Avec Les Deux Occidents [1], Mathieu Bock-Côté s’attache, dans son dernier essai, dense mais vif, à tracer les nouveaux clivages civilisationnels qui émergent des deux côtés de l’Atlantique. Car pour l’auteur, l’Occident est en passe de se séparer en deux entités qui divergent progressivement, comme ce fut le cas autrefois pour l’Empire romain d’Occident et d’Orient.
Car pour lui, deux Occidents se font aujourd’hui face à face : d’un côté les États-Unis, en plein renouveau trumpien, populiste et libertarien, de l’autre une Union européenne déclinante qui s’érige en bantoustan diversitaire, woke et autoritaire.
Pour Mathieu Bock-Côté, « deux interprétations radicalement différentes de la démocratie s’affrontent désormais » [2] et « la faille atlantique s’ouvre à nouveau, au point de devenir béante, un nouveau rideau de fer semblant se dresser entre les deux rives de l’Atlantique ». [3]
Michel Geoffroy
Le moment trumpien
Analysant d’abord ce qu’il nomme « le moment trumpien », Mathieu Bock-Côté nous montre comment la vague populiste qui traversait les pays occidentaux l’a finalement emporté aux États-Unis. Une victoire improbable portée par une personnalité tout aussi improbable : Donald Trump.
Mais une victoire rendue possible par la révolution des médias sociaux permettant l’expression d’une dissidence à grande échelle, « en donnant aux masses révoltées un espace d’expression inédit »[4], au grand dam de l’État profond, qui voyait son monopole médiatique remis en cause.
Cette victoire est très importante car elle a montré « qu’une victoire contre le système n’était pas inimaginable, qu’il était possible de contourner les obstacles dressés par le régime contre les insurgés » [5]. D’ailleurs, le système ne s’y est pas trompé, qui a immédiatement diabolisé Trump, des deux côtés de l’Atlantique.
Mais l’auteur nous montre que Trump a su incarner aussi de nouvelles dynamiques sociales que les démocrates n’ont pas vues venir : les jeunes hommes se révoltant contre une société qui entend les marginaliser au nom d’un féminisme agressif [6] ou de l’idéologie diversitaire, ou encore la revanche des victimes de la « mondialisation heureuse » qui voulaient dégager les oligarchies new-yorkaises progressistes et méprisantes.

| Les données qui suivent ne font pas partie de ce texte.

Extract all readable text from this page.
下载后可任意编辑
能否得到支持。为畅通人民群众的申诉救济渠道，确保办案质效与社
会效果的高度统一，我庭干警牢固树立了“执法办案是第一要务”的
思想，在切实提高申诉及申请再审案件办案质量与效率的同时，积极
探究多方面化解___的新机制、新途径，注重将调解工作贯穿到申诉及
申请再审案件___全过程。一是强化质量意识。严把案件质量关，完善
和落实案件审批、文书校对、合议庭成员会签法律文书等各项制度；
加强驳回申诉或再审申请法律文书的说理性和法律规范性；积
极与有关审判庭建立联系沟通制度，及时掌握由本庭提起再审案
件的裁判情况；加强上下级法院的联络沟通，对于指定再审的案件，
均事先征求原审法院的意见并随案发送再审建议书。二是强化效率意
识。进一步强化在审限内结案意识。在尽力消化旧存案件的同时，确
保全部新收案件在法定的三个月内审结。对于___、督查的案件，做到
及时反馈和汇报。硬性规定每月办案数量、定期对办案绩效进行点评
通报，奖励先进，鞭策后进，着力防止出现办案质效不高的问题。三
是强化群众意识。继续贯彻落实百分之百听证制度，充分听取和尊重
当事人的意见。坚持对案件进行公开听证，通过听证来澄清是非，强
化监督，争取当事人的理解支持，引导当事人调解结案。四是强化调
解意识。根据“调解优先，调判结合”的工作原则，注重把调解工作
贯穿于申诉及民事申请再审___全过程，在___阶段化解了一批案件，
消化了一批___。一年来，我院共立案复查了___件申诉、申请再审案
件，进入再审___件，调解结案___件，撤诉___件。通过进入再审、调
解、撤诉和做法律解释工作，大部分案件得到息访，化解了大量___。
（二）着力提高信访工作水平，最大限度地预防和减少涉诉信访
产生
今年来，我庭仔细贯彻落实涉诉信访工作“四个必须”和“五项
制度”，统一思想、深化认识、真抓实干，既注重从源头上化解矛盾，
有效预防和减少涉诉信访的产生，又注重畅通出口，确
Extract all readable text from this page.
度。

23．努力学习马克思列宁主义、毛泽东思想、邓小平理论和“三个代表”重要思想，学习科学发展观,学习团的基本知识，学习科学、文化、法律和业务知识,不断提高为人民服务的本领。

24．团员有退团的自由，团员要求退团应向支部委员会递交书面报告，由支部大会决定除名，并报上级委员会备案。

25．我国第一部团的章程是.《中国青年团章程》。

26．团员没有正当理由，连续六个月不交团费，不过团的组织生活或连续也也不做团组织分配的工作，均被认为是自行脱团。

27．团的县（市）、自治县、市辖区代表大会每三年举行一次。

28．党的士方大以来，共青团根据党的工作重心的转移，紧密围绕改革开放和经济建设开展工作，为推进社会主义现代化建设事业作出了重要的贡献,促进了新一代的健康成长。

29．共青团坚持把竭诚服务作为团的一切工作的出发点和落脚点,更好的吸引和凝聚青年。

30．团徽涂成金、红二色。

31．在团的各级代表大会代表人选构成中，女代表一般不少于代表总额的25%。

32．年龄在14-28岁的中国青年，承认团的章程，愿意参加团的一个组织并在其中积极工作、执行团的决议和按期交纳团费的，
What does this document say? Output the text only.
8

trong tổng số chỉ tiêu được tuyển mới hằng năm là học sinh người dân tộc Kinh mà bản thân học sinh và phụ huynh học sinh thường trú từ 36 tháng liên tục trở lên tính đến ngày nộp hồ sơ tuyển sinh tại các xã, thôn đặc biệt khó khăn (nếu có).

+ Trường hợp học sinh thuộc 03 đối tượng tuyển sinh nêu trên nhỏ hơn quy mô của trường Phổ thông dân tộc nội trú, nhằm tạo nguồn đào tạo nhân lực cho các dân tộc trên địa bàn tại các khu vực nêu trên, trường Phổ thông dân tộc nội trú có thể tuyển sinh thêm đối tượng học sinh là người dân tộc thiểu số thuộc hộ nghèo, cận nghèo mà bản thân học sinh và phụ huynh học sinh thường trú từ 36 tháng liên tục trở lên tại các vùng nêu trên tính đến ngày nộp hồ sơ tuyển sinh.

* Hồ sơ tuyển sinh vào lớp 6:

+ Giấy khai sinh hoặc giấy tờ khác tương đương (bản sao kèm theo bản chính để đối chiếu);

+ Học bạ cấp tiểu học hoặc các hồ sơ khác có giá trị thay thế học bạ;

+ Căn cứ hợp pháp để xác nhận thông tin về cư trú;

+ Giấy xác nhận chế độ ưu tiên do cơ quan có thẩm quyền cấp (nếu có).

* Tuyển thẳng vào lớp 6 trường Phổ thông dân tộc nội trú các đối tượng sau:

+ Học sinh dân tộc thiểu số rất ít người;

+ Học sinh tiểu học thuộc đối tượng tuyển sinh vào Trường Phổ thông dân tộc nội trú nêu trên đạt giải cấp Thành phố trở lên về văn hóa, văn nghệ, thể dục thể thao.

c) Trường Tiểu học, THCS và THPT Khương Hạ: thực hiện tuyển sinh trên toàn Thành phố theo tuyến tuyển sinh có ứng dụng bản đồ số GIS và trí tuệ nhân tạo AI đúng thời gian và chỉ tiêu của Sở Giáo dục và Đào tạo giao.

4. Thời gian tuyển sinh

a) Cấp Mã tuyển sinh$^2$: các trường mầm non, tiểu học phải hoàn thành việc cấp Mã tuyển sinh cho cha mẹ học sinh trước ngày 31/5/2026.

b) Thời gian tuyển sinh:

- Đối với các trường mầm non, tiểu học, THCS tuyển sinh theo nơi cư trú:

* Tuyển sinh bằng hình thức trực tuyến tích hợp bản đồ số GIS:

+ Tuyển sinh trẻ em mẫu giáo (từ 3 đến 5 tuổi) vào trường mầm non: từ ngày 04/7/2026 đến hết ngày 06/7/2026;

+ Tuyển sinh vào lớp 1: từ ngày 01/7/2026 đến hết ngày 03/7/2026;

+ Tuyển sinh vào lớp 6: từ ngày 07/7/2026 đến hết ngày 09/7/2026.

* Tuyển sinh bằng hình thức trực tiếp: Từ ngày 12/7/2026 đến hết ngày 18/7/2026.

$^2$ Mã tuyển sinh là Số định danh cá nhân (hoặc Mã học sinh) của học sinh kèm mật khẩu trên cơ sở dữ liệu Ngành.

Mathieu Bock-Côté nous montre que le trumpisme est surtout l’aboutissement du bouillonnement intellectuel libertarien et antibureaucratique qui a saisi l’Amérique depuis des années, et pas seulement les États-Unis, puisqu’il s’incarne aussi dans la politique suivie par Javier Milei en Argentine.
Une véritable révolution, celle d’un libertarianisme rénové, « enraciné, révolté, fièrement populiste, conjuguant révolte antibureaucratique, révolte antifiscale et révolte identitaire » [7]. Car ce néo-libertarianisme entend moins convaincre les élites — comme le faisaient autrefois les économistes libéraux — qu’il « entend exciter (…) la révolte contre une caste bureaucratique accusée des plus grandes injustices matérielles et politiques » [8]. Il s’agit donc d’une arme de combat contre les bad guys, les sales types responsables d’un changement négatif de la société pour le plus grand nombre.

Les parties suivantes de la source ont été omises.